A dead-simple, concurrent web crawler which focuses on ease of use and speed.
The package can be installed by adding spidey to your list of dependencies in mix.exs:
def deps do
[
{:spidey, "~> 0.3"}
]
end
The docs can be found at https://hexdocs.pm/spidey
Spidey has been thought with ease of usage in mind, so all you have to do to get started is:
iex> Spidey.crawl("https://manzanit0.github.io", :crawler_name, pool_size: 15)
[
"https://https://manzanit0.github.io/foo",
"https://https://manzanit0.github.io/bar-baz/#",
...
]
In a nutshell, the above line will:
- Spin up a new supervision tree under the
Spidey
OTP Application that will supervise a task supervisor and the queue of URLs. - Create an ETS table to store crawled urls
- Crawl the website
- Return all the urls as a list
- Teardown the supervision tree and the ETS table
The function is blocking, but if you were to call it asynchronously multiple times, each invocation will spin up a new supervision trees with a new task supervisor and a new queue.
The reason why it has been made blocking instead of non-blocking is because there are already multiple libraries which do async crawling out there... and I needed one that was blocking which allowed me to decide when to run it synchronously and when not to.
Furthermore, if you would you want to specify your own filter for crawled
URLs, you can do so by implementing the Spidey.Filter
behaviour:
defmodule MyApp.RssFilter do
@behaviour Spidey.Filter
@impl true
def filter_urls(urls, _opts) do
urls
|> Stream.reject(&String.ends_with?(&1, "feed/"))
|> Stream.reject(&String.ends_with?(&1, "feed"))
end
end
And simply pass it down to the crawler as an option:
Spidey.crawl("https://manzanit0.github.io", :crawler_name, filter: MyApp.RssFilter)
It's encouraged to use the Stream
module instead of the Enum
since the code
that handles the filtering uses streams.
Currently Spidey supports the following configuration:
:log
- the log level used when logging events with Elixir's Logger. If false, disables logging. Defaults to:debug
config :spidey, log: :info
To be able to run the application make sure to have Elixir installed.
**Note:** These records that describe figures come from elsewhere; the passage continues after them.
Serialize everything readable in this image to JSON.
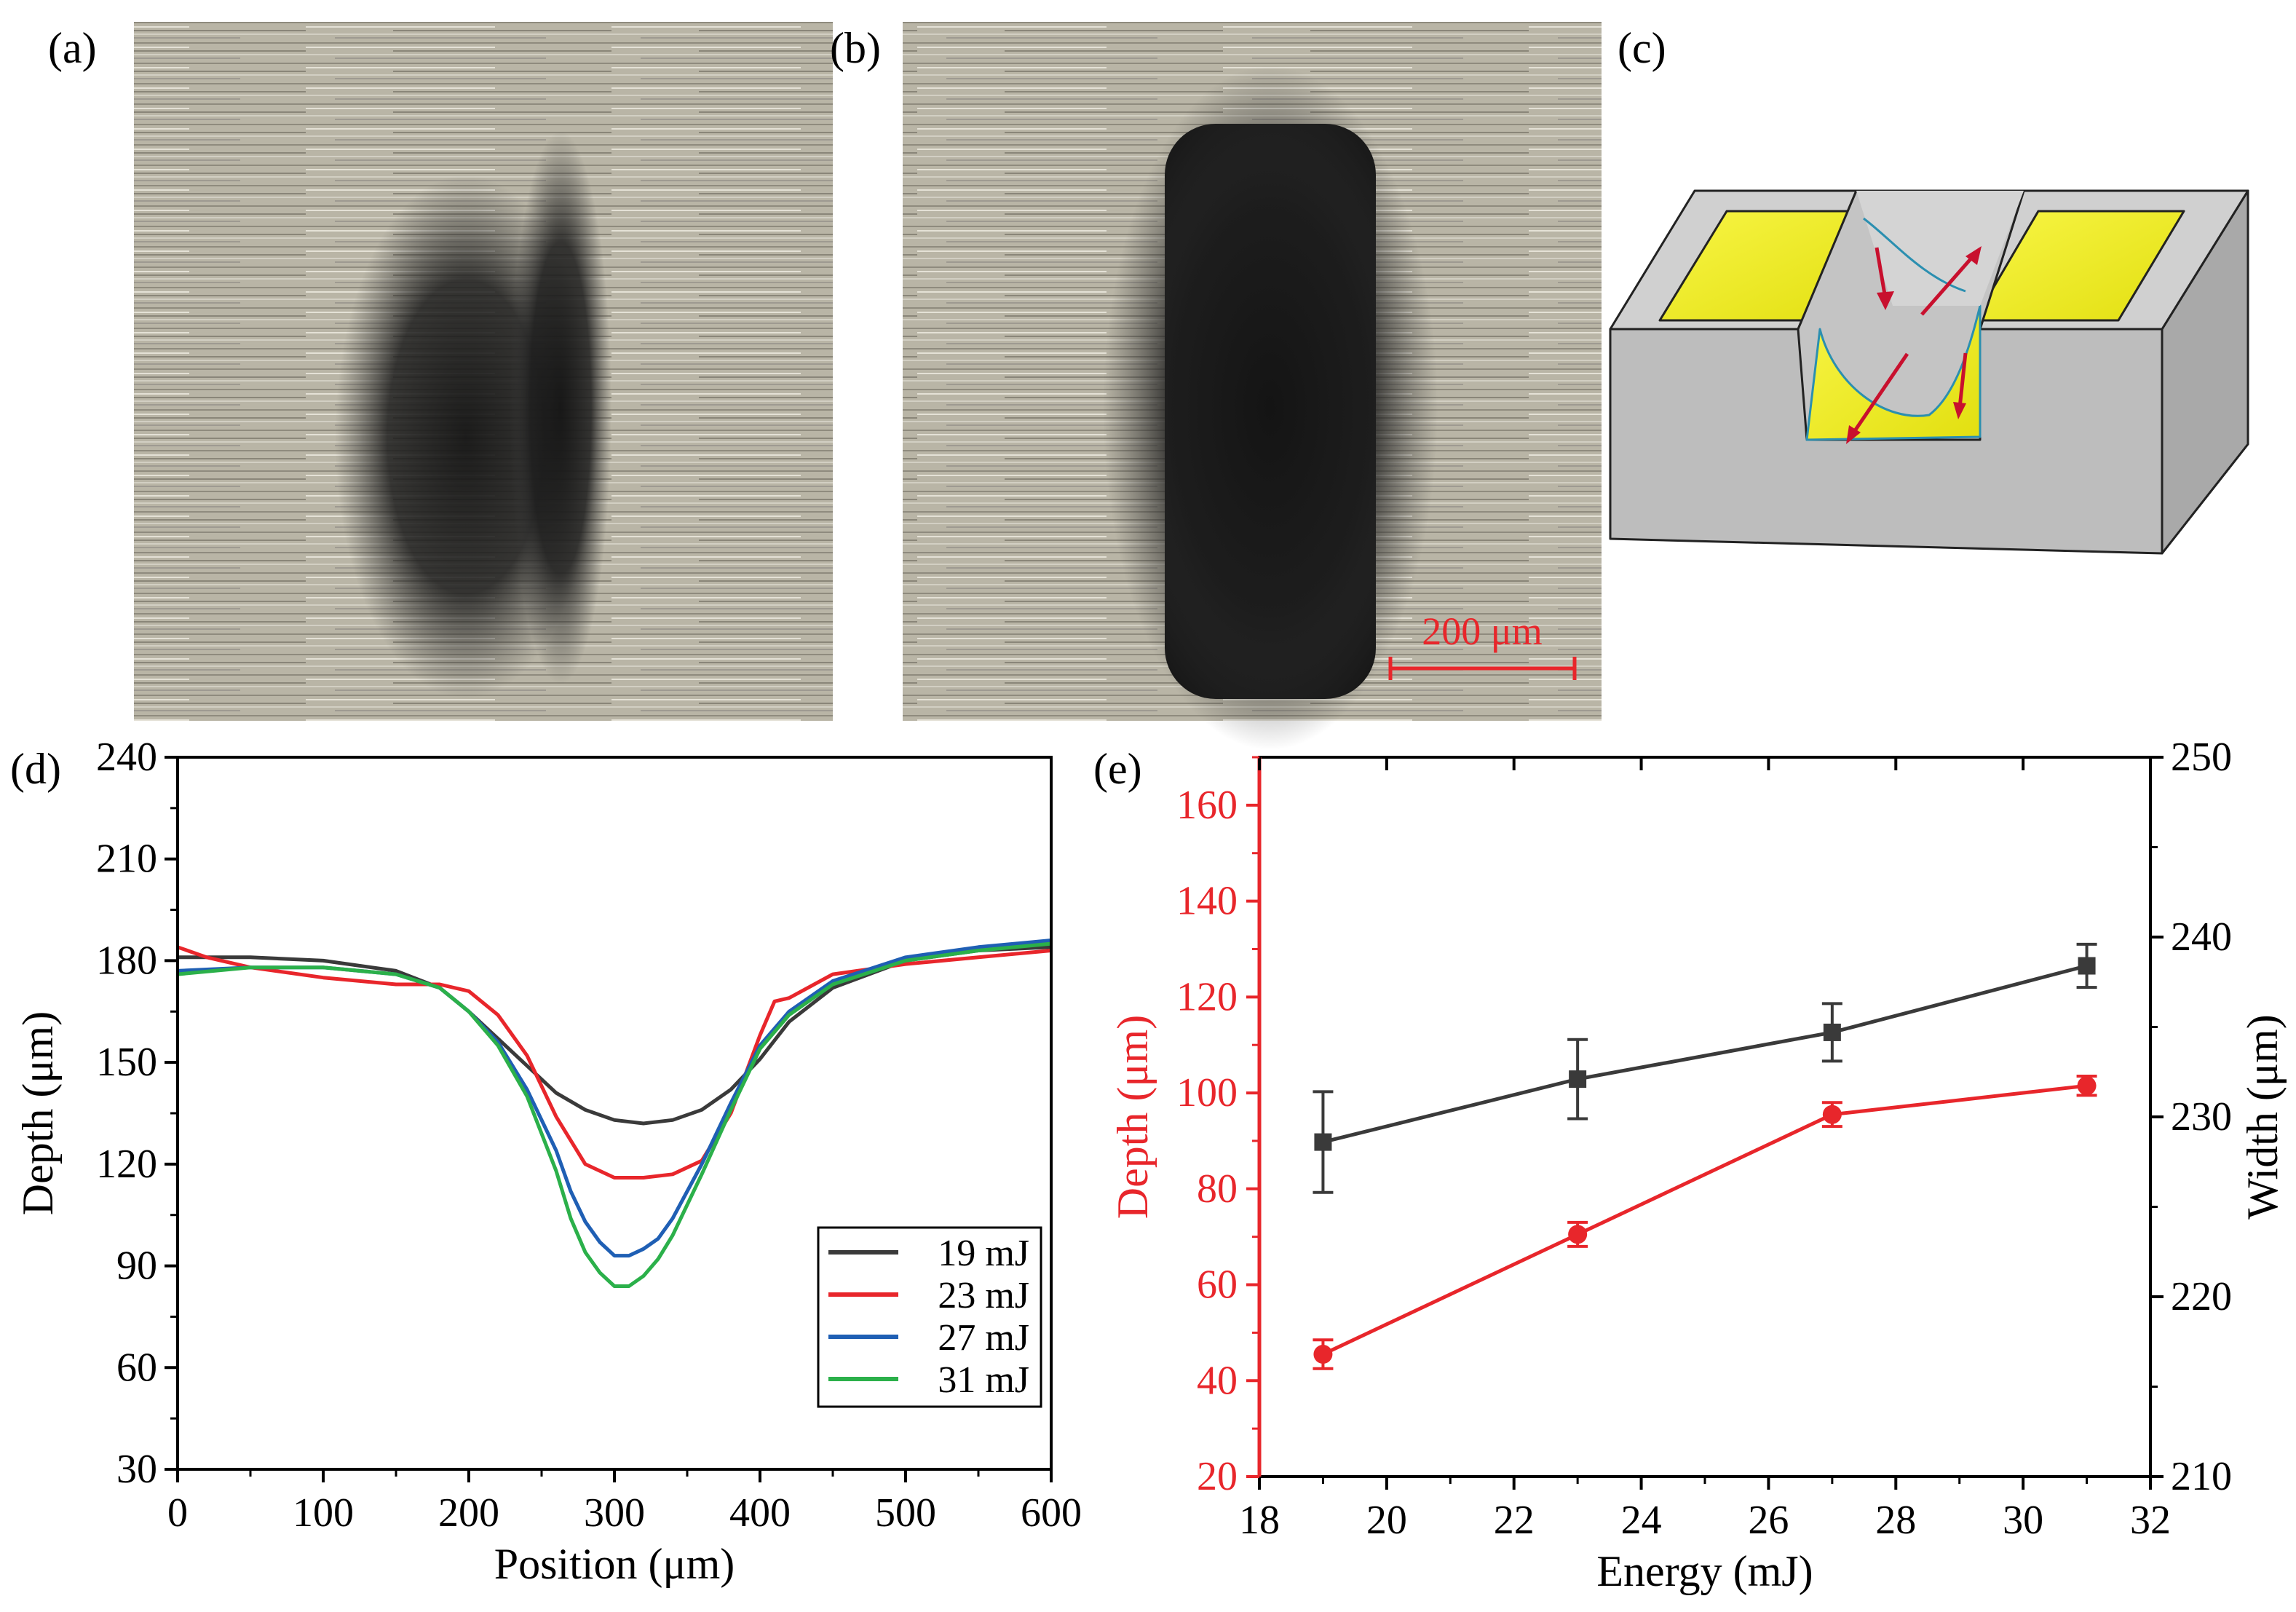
{
  "panels": {
    "a": {
      "label": "(a)"
    },
    "b": {
      "label": "(b)",
      "scale_bar": "200 μm"
    },
    "c": {
      "label": "(c)"
    },
    "d": {
      "label": "(d)"
    },
    "e": {
      "label": "(e)"
    }
  },
  "colors": {
    "black": "#3a3a3a",
    "red": "#e8262b",
    "blue": "#1f5fb4",
    "green": "#2bb04a",
    "axis": "#000000",
    "yellow": "#f3f01e",
    "gray_block": "#c8c8c8"
  },
  "chart_data": [
    {
      "id": "d",
      "type": "line",
      "title": "",
      "xlabel": "Position (μm)",
      "ylabel": "Depth (μm)",
      "xlim": [
        0,
        600
      ],
      "ylim": [
        30,
        240
      ],
      "xticks": [
        "0",
        "100",
        "200",
        "300",
        "400",
        "500",
        "600"
      ],
      "yticks": [
        "30",
        "60",
        "90",
        "120",
        "150",
        "180",
        "210",
        "240"
      ],
      "legend_position": "lower-right",
      "series": [
        {
          "name": "19 mJ",
          "color": "#3a3a3a",
          "x": [
            0,
            50,
            100,
            150,
            180,
            200,
            220,
            240,
            260,
            280,
            300,
            320,
            340,
            360,
            380,
            400,
            420,
            450,
            500,
            550,
            600
          ],
          "y": [
            181,
            181,
            180,
            177,
            172,
            165,
            157,
            149,
            141,
            136,
            133,
            132,
            133,
            136,
            142,
            151,
            162,
            172,
            180,
            183,
            184
          ]
        },
        {
          "name": "23 mJ",
          "color": "#e8262b",
          "x": [
            0,
            20,
            50,
            100,
            150,
            180,
            200,
            220,
            240,
            260,
            280,
            300,
            320,
            340,
            360,
            380,
            400,
            410,
            420,
            450,
            500,
            550,
            600
          ],
          "y": [
            184,
            181,
            178,
            175,
            173,
            173,
            171,
            164,
            152,
            134,
            120,
            116,
            116,
            117,
            121,
            135,
            158,
            168,
            169,
            176,
            179,
            181,
            183
          ]
        },
        {
          "name": "27 mJ",
          "color": "#1f5fb4",
          "x": [
            0,
            50,
            100,
            150,
            180,
            200,
            220,
            240,
            260,
            270,
            280,
            290,
            300,
            310,
            320,
            330,
            340,
            360,
            380,
            400,
            420,
            450,
            500,
            550,
            600
          ],
          "y": [
            177,
            178,
            178,
            176,
            172,
            165,
            156,
            142,
            124,
            112,
            103,
            97,
            93,
            93,
            95,
            98,
            104,
            120,
            138,
            155,
            165,
            174,
            181,
            184,
            186
          ]
        },
        {
          "name": "31 mJ",
          "color": "#2bb04a",
          "x": [
            0,
            50,
            100,
            150,
            180,
            200,
            220,
            240,
            260,
            270,
            280,
            290,
            300,
            310,
            320,
            330,
            340,
            360,
            380,
            400,
            420,
            450,
            500,
            550,
            600
          ],
          "y": [
            176,
            178,
            178,
            176,
            172,
            165,
            155,
            140,
            118,
            104,
            94,
            88,
            84,
            84,
            87,
            92,
            99,
            117,
            136,
            154,
            164,
            173,
            180,
            183,
            185
          ]
        }
      ]
    },
    {
      "id": "e",
      "type": "line",
      "title": "",
      "xlabel": "Energy (mJ)",
      "ylabel": "Depth (μm)",
      "ylabel_right": "Width (μm)",
      "xlim": [
        18,
        32
      ],
      "ylim": [
        20,
        170
      ],
      "ylim_right": [
        210,
        250
      ],
      "xticks": [
        "18",
        "20",
        "22",
        "24",
        "26",
        "28",
        "30",
        "32"
      ],
      "yticks": [
        "20",
        "40",
        "60",
        "80",
        "100",
        "120",
        "140",
        "160"
      ],
      "yticks_right": [
        "210",
        "220",
        "230",
        "240",
        "250"
      ],
      "series": [
        {
          "name": "Depth",
          "axis": "left",
          "color": "#e8262b",
          "marker": "circle",
          "x": [
            19,
            23,
            27,
            31
          ],
          "y": [
            45.5,
            70.5,
            95.5,
            101.5
          ],
          "err": [
            3,
            2.5,
            2.5,
            2
          ]
        },
        {
          "name": "Width",
          "axis": "right",
          "color": "#3a3a3a",
          "marker": "square",
          "x": [
            19,
            23,
            27,
            31
          ],
          "y": [
            228.6,
            232.1,
            234.7,
            238.4
          ],
          "err": [
            2.8,
            2.2,
            1.6,
            1.2
          ]
        }
      ]
    }
  ]
}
Please check the official instructions: link
Once you have Elixir installed, to set up the application run:
git clone https://github.com/Manzanit0/spidey
cd spidey
mix deps.get
mix escript.build
To crawl websites, run the escript ./spidey
:
./spidey --site https://manzanit0.github.io/
Escripts will run in any system which has Erlang/OTP installed, regardless if they have Elixir or not.
Spidey provides two main functionalities – crawling a specific domain and saving
it to a file according to the plain text site map protocol.
For the latter, simply append --save
to the execution.